Question

find the indicated derivative and simplify.
y for y = \frac{\log_{9}x}{3 + x}
y = square

Explanation:

Step1: Recall quotient - rule and log - derivative

The quotient rule states that if $y=\frac{u}{v}$, then $y'=\frac{u'v - uv'}{v^{2}}$. Also, the derivative of $\log_{a}x=\frac{1}{x\ln a}$. Here, $u = \log_{9}x=\frac{\ln x}{\ln 9}$ and $v=3 + x$.

Step2: Find $u'$ and $v'$

The derivative of $u=\frac{\ln x}{\ln 9}$ is $u'=\frac{1}{x\ln 9}$ (since the derivative of $\ln x$ is $\frac{1}{x}$ and $\frac{1}{\ln 9}$ is a constant). The derivative of $v = 3 + x$ is $v'=1$.

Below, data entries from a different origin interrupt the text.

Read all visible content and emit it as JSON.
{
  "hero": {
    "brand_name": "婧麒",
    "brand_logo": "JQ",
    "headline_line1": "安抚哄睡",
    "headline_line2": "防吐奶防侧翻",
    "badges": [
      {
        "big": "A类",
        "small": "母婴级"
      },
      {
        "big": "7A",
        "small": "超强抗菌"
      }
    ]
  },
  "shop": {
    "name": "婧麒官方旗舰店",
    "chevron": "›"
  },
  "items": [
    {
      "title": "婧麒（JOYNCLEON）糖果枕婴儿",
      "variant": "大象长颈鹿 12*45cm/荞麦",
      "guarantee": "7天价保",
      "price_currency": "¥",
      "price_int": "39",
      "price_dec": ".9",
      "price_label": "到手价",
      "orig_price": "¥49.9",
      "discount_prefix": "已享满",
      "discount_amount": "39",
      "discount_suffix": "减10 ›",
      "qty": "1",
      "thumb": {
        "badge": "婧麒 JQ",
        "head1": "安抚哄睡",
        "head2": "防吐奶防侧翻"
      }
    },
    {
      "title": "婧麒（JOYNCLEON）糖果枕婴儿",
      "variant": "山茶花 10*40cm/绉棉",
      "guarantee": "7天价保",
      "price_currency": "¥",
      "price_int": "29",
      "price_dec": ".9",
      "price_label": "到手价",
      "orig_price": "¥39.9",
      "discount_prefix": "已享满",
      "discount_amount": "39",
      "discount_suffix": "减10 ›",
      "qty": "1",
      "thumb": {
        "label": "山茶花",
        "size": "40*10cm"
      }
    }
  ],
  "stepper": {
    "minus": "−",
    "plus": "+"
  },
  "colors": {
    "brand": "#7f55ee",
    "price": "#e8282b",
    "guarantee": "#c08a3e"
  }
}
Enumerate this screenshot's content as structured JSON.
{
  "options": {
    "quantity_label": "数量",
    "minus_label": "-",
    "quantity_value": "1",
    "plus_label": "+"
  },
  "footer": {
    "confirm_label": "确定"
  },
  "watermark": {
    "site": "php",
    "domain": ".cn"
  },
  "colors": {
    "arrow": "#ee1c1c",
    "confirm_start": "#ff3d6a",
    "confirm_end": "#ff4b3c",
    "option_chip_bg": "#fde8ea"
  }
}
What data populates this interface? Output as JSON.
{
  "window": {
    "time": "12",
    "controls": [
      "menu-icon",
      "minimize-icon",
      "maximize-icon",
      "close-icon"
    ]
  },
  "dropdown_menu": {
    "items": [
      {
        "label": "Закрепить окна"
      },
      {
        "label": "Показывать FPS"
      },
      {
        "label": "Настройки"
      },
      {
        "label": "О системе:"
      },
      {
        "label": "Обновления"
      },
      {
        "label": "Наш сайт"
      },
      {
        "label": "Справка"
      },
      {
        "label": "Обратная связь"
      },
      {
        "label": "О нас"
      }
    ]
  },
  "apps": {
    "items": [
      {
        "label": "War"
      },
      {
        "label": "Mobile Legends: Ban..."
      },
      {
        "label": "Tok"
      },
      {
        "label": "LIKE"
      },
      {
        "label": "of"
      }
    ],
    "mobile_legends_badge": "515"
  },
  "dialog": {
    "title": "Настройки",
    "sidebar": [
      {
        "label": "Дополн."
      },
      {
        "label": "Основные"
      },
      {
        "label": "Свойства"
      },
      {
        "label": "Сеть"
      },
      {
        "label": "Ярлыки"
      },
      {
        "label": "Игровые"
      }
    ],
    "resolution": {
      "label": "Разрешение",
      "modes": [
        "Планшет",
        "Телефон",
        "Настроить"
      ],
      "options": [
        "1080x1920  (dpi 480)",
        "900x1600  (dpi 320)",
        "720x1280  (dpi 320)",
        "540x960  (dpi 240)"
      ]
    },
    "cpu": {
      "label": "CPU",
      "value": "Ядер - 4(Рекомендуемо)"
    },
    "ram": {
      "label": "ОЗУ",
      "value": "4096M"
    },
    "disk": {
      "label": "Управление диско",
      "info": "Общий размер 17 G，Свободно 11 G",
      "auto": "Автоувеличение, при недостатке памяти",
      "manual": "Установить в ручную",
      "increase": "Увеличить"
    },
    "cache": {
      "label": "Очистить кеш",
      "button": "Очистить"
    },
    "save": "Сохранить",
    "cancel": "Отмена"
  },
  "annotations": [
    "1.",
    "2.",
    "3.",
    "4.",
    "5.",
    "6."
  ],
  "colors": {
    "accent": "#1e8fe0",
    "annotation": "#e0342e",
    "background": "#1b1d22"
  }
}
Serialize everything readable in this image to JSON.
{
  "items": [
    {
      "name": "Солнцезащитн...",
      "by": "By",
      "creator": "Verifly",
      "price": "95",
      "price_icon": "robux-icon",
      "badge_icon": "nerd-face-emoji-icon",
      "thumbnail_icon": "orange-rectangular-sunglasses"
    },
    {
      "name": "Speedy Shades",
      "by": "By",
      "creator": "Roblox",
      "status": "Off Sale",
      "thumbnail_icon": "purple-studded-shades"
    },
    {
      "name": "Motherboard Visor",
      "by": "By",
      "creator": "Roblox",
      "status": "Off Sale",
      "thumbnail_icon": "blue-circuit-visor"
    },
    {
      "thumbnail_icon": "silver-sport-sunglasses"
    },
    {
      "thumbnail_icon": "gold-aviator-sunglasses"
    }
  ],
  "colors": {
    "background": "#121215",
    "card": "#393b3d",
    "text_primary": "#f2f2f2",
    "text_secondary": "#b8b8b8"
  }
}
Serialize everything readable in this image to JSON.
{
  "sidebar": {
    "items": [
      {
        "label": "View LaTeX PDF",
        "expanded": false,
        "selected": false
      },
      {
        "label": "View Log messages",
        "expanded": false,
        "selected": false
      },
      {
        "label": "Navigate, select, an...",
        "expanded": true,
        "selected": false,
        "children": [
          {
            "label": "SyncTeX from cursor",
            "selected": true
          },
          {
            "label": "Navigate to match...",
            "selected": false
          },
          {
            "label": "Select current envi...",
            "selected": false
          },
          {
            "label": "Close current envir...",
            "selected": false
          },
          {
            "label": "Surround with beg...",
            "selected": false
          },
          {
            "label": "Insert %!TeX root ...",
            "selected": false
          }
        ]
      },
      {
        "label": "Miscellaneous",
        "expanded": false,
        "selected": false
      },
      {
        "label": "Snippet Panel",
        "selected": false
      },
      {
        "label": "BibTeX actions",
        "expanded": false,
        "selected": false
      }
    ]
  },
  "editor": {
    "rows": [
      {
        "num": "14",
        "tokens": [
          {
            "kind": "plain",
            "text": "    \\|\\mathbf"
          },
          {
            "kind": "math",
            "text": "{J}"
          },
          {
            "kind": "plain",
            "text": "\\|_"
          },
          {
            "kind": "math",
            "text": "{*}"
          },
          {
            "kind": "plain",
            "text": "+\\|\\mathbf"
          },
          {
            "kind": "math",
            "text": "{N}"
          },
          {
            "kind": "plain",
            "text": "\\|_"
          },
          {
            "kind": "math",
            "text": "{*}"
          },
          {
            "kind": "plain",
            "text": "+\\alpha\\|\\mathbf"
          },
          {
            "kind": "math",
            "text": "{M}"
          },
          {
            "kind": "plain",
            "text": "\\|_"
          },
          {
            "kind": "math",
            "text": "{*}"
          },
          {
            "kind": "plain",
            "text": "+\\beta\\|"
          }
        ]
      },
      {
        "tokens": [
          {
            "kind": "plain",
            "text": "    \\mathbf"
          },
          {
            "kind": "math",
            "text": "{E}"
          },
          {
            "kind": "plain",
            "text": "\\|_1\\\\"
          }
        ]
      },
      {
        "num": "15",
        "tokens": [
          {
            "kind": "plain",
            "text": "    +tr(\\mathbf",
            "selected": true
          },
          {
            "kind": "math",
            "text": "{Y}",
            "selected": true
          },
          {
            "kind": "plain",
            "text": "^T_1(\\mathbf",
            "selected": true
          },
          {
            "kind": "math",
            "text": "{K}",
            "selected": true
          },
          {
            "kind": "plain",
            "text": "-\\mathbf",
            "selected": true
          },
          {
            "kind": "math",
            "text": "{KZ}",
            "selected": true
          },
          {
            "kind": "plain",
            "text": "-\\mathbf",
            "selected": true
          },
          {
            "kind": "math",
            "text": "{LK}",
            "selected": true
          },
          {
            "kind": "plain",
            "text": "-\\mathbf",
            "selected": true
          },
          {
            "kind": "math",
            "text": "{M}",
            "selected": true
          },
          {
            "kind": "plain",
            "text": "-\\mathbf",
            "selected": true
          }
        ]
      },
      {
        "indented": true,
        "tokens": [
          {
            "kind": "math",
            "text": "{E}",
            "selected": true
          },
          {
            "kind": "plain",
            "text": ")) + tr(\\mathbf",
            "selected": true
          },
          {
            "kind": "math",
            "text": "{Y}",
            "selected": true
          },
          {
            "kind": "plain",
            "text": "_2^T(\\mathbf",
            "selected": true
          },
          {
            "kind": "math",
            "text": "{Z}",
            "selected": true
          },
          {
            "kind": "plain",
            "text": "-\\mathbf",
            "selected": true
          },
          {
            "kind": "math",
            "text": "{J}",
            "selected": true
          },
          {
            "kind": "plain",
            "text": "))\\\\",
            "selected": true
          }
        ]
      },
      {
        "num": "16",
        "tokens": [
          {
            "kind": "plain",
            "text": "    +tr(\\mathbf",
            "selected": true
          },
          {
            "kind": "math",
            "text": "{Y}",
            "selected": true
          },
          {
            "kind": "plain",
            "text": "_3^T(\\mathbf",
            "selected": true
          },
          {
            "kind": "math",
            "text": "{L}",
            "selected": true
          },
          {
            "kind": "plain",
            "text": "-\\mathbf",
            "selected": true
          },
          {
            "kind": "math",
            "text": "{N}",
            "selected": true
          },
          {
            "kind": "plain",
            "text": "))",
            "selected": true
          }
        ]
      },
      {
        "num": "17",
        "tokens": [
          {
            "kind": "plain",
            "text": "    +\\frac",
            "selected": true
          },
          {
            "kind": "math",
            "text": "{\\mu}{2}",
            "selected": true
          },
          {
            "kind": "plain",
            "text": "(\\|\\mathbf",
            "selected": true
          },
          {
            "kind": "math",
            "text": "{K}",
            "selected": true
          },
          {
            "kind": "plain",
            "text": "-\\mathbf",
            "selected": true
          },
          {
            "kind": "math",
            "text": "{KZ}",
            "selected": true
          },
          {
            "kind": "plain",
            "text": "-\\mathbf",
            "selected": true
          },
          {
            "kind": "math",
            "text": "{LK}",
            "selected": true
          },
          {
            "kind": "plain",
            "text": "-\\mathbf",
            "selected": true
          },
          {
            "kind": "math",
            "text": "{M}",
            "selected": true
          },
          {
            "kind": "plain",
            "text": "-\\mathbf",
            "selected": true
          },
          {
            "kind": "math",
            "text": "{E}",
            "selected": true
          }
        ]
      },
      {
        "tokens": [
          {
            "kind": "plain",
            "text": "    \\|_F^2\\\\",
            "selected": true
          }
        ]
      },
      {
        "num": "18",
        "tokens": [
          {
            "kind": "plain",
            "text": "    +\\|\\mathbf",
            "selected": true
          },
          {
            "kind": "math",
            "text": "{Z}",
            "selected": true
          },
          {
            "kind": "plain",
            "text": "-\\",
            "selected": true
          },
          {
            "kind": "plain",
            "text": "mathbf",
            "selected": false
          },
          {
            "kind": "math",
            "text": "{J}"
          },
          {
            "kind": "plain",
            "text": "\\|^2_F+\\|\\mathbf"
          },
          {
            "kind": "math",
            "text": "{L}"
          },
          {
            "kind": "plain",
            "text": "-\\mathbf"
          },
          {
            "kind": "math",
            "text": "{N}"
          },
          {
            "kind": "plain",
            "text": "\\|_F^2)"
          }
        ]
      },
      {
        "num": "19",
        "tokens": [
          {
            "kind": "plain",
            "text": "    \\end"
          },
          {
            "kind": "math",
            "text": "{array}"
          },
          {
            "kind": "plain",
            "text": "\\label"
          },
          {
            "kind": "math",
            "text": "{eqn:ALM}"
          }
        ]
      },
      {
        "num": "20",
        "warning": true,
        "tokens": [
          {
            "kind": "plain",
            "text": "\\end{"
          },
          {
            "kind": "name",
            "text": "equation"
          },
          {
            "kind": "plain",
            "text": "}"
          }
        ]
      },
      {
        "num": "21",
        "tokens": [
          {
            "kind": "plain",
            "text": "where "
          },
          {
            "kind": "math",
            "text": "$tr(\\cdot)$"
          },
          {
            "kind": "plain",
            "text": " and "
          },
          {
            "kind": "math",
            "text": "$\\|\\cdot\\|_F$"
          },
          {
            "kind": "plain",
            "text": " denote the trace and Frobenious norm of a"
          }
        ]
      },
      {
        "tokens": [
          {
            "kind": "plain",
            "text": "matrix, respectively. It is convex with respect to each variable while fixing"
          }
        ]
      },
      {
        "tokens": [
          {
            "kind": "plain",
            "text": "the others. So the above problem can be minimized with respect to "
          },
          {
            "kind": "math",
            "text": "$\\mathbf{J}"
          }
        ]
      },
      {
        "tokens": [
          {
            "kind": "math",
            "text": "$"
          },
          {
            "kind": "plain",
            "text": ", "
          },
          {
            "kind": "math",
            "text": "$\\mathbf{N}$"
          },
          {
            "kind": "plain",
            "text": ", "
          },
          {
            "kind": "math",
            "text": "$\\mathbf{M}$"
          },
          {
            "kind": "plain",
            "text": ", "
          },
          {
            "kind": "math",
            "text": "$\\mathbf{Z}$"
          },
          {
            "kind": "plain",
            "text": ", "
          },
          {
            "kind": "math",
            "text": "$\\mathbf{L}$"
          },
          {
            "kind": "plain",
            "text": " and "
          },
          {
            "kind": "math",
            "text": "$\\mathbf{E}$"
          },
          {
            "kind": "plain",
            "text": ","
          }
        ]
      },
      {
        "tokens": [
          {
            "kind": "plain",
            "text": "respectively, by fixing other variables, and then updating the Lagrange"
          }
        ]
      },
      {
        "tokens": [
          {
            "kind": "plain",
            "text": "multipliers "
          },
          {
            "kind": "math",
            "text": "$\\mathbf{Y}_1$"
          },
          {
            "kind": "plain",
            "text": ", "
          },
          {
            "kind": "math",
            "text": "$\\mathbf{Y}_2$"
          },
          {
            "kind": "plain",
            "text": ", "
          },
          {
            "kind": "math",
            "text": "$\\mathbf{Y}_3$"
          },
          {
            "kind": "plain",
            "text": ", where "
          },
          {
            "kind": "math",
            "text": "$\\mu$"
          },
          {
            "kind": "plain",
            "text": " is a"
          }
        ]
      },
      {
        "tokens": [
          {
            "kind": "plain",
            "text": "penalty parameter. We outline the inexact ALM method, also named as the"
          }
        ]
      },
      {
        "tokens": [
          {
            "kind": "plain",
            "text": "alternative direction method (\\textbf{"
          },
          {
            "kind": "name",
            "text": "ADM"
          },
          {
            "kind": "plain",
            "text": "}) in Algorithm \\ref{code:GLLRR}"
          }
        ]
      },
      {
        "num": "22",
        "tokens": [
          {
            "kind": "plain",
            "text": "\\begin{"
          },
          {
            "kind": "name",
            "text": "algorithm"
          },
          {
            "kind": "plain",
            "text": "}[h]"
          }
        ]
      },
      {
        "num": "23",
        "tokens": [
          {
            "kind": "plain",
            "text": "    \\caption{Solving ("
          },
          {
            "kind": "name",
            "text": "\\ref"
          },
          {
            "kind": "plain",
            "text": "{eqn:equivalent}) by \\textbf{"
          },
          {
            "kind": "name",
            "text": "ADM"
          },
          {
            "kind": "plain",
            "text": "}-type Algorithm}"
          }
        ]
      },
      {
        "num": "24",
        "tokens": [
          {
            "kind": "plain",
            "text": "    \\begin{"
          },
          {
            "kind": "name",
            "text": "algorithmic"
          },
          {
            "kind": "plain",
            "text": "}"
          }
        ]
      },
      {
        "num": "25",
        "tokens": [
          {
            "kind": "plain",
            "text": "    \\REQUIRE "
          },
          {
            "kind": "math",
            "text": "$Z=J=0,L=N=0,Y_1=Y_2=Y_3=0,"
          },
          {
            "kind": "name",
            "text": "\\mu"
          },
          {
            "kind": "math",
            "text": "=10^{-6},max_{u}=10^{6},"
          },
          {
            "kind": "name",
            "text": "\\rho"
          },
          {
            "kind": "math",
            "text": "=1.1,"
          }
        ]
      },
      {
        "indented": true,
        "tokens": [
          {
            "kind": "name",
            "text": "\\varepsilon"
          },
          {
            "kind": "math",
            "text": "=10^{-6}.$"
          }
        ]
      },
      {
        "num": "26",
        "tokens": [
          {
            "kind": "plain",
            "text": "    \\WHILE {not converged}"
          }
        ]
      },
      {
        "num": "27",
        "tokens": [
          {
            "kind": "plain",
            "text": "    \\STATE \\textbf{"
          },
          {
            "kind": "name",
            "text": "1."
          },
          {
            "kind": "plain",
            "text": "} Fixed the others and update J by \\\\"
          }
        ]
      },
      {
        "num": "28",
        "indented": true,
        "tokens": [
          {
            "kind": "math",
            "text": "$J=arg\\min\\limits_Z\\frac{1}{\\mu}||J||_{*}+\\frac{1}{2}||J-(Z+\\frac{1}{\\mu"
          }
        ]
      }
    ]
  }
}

Step3: Apply the quotient - rule

$y'=\frac{u'v - uv'}{v^{2}}=\frac{\frac{1}{x\ln 9}(3 + x)-\log_{9}x\times1}{(3 + x)^{2}}$.
Simplify the numerator: $\frac{3 + x}{x\ln 9}-\log_{9}x=\frac{3 + x}{x\ln 9}-\frac{\ln x}{\ln 9}$. Get a common denominator $x\ln 9$: $\frac{3 + x-x\ln x}{x\ln 9}$.
So, $y'=\frac{3 + x - x\ln x}{x\ln 9(3 + x)^{2}}$.

Answer:

$\frac{3 + x - x\ln x}{x\ln 9(3 + x)^{2}}$